Se battre. Écrire, donc, pour prouver à tous ceux qui me guettent que je suis vivant. Une estafette va partir, tenter de rejoindre Paris.

« Mon amie, je suis fâché que le ministre de la Guerre t'ait envoyé un aide de camp pour l'affaire des scélérats qui ont voulu assassiner Hulin, écrit-il à Marie-Louise. Tout cela, je crains, ne t'ait fait de la peine, quoique je connaisse ton caractère.

« Tu vois que je me rapproche. Demain, je serai à Smolensk, c'est-à-dire bien rapproché de Paris de plus de cent lieues. Le temps commence à vouloir se brouiller, de venir à la neige. Je lis tes lettres avec autant de plaisir que tu peux avoir à lire les miennes. J'espère que tu m'apprendras bientôt que mon fils a fait ses dents et a repris sa belle humeur.

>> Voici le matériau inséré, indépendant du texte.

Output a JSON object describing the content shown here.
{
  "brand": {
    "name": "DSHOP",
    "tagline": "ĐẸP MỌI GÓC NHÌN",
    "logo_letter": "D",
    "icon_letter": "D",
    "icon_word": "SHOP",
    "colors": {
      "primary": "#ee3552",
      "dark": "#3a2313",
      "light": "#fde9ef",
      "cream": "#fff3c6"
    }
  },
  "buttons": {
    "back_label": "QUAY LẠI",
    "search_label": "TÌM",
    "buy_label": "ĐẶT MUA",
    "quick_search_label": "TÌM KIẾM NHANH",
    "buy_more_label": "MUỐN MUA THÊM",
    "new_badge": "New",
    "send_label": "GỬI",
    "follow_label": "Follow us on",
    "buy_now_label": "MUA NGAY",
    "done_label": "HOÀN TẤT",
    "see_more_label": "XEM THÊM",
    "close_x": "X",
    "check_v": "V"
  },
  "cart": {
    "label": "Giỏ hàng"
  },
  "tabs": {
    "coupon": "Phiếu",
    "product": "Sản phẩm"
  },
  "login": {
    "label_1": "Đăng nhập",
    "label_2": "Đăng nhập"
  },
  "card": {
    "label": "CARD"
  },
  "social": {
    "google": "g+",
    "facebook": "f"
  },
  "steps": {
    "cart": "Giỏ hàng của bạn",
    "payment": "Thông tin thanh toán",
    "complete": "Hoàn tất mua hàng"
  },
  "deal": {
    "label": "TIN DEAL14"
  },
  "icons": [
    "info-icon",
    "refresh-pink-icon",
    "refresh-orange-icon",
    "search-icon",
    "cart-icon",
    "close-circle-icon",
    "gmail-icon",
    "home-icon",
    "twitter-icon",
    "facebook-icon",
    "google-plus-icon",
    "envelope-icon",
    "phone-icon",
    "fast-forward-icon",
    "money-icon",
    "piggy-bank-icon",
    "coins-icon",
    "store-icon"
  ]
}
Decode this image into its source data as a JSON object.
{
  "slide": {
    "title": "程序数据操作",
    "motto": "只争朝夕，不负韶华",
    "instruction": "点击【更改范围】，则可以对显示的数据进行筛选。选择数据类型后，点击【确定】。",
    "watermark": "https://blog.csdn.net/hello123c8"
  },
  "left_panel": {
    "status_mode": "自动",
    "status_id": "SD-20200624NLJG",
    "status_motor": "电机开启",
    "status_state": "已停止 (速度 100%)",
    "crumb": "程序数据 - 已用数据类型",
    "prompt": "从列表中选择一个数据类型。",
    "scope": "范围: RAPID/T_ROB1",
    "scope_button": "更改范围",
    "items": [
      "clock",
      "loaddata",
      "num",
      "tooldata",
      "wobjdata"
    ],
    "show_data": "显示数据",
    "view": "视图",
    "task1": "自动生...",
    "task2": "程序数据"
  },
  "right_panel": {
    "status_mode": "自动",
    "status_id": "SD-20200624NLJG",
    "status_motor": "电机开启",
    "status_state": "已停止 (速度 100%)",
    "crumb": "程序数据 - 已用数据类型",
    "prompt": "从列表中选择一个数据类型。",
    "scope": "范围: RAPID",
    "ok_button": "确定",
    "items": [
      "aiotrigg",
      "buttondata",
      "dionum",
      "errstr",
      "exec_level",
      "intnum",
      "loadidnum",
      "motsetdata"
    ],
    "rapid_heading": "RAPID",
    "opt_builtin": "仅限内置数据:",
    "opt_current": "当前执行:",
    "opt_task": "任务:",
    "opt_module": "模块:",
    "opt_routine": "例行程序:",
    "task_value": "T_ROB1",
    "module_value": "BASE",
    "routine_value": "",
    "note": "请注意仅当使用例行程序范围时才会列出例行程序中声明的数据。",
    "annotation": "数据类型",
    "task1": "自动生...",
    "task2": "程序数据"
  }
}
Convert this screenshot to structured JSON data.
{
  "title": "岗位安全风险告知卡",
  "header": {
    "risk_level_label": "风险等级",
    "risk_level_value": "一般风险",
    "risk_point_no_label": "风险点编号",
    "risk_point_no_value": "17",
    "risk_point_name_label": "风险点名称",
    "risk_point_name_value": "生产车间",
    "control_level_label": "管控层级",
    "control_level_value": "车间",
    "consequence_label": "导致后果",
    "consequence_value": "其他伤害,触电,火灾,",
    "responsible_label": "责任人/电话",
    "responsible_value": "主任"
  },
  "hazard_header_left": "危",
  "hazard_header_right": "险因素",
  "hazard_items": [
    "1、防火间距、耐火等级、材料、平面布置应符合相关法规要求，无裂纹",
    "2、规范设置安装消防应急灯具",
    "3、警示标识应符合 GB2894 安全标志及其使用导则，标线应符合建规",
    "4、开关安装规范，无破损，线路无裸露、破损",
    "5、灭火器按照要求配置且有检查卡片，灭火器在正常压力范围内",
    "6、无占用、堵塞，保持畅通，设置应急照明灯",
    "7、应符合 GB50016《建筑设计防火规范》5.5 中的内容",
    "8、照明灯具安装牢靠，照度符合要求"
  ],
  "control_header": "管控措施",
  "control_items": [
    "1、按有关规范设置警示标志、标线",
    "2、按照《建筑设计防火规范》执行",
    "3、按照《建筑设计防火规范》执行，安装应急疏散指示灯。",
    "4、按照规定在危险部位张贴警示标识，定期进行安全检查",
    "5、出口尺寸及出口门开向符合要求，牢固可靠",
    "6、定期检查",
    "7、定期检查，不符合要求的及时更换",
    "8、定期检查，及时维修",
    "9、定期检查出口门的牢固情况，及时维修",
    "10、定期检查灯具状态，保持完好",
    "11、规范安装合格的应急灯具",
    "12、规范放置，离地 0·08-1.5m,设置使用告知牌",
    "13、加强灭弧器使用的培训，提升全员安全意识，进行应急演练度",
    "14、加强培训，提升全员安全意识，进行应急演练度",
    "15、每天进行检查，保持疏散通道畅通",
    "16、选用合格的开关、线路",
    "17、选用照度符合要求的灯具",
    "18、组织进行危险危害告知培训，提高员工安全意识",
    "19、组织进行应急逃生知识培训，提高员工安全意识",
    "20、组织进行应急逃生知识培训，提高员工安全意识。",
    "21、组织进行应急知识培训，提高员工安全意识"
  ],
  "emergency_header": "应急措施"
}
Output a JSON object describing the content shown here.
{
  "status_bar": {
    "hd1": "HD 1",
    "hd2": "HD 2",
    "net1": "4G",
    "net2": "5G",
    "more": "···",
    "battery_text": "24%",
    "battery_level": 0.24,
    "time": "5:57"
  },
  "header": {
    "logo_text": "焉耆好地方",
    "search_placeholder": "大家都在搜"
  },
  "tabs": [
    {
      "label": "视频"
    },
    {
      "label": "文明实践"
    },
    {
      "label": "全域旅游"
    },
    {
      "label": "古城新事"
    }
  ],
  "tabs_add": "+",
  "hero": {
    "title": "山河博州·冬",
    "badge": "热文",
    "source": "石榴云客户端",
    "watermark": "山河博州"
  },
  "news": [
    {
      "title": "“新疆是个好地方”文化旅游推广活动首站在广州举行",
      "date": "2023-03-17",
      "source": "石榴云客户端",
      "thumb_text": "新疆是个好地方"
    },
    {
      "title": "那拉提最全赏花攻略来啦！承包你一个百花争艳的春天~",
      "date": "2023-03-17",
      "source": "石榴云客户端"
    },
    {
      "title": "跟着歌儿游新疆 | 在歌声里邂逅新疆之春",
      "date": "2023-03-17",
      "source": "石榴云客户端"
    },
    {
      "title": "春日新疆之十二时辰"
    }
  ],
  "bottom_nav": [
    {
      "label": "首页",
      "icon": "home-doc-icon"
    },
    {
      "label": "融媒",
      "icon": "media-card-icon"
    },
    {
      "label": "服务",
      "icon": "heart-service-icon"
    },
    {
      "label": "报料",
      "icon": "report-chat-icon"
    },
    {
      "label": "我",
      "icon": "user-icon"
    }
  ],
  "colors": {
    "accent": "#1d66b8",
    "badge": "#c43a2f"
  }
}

« Adieu, ma bonne Louise, embrasse mon fils deux fois et surtout ne doute jamais de tout l'amour que je te porte. Tout à toi.

« Nap. »

« Le 7 novembre, à une heure du matin. »

Dehors, la mort partout.

Il recommence à marcher. Puis le soleil s'éclaircit, et il aperçoit au loin les clochers de Smolensk qui resplendissent sous le soleil.

Le lundi 9 novembre, il rentre dans Smolensk. Il faut regrouper l'armée ici.

Il parcourt la ville, où les destructions de la bataille du mois d'août sont encore béantes. Et les rues sont, comme alors, pleines de morts. Mais ce ne sont plus les Russes. Ce sont les soldats épuisés qui ont agonisé ici. Ce sont ceux qui se sont battus pour accéder aux magasins d'approvisionnement et les ont dévalisés. Ce sont ceux qui ont été tués par des pillards. Il les voit parfois, sortant des caves où ils se sont réfugiés, et où personne n'ose descendre. On y risquerait sa vie.